[sword-devel] SIL Ezra fonts
Chris Little
sword-devel@crosswire.org
Sat, 28 Sep 2002 08:47:45 -0700 (MST)
On Fri, 27 Sep 2002, Joel Mawhorter wrote:
> On September 27, 2002 22:49, Joel Mawhorter wrote:
> > Why use a Windows specific encoding for a cross-platform library?
It's not such a bad encoding, even if MS did design it--and I'm not
confident that they did. In any event, it's well supported on pretty much
every platform, if for no reason other than that it is the default
encoding used by the monopoly.
> > I don't think Codepage 1252 could be a superset of ISO-8859-1; aren't they
> > both one byte encodings?
>
> Opps, check first, speak second. You're right CP1252 is a suberset of
> ISO-8859-1. I guess I should read James 1:19 more often. :)
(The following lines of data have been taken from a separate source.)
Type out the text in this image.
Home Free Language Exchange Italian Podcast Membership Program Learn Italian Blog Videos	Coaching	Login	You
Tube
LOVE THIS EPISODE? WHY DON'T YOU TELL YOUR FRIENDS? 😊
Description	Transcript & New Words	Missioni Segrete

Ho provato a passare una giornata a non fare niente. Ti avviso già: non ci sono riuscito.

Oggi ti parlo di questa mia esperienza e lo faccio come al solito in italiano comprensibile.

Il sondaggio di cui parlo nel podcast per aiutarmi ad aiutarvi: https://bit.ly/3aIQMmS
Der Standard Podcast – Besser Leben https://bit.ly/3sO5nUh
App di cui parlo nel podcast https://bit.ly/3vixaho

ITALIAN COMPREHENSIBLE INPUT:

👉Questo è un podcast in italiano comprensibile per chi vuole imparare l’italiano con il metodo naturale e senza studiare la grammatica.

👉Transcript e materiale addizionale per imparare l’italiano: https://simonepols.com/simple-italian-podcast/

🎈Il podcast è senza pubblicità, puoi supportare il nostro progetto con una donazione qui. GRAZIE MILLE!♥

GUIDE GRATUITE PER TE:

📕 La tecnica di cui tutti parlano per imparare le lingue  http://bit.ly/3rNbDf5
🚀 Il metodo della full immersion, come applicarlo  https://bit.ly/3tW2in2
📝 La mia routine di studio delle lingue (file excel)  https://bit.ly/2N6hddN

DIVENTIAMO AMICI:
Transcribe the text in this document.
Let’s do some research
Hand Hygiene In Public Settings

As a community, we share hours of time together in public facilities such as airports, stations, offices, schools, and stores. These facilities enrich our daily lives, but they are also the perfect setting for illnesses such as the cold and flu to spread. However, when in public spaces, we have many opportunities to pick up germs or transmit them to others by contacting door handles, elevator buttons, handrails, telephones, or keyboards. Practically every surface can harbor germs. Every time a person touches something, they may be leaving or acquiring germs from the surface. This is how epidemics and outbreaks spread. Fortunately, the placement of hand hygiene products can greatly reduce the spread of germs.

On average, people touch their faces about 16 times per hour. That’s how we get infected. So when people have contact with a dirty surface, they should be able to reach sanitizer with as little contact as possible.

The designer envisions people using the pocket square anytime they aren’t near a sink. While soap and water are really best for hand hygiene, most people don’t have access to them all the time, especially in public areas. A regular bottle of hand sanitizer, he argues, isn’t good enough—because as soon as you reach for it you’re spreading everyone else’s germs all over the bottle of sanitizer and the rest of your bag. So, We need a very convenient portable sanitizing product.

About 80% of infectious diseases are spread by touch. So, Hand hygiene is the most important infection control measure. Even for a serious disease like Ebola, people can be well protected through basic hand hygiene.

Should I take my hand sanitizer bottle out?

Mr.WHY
:) Like I said, it's just a couple of characters different. In ISO
they're unassigned.
> > Maybe just really close? Do we use anything above
> > 0x7f in Codepage 1252? I assume all the european stuff is up there.
Exactly.
> > What about Hebrew and Greek? Do we use UTF-8 for that?
Yes, I hope so. There might be some still floating around that use Symbol
or another font encoding, but we have tried to eliminate these.
Incidentally, CP1252 texts are no longer created either. Everything is
either USASCII or UTF-8. UTF-8 stuff uses Encoding=UTF-8. USASCII stuff
uses the CP1252 code. When everything is migrated to UTF-8, we'll
probably drop CP1252. Though, with more modules coming from the public,
this we might want to keep CP1252 support, I guess.
> > Sorry for all the questions. I'm just trying to figure out what needs to be
> > dealt with for the searching stuff.
For searching, you should never have to deal with anything that is no
UTF-8 because decoding CP1252 to UTF-8 is one of the first things we do in
the filters.
--Chris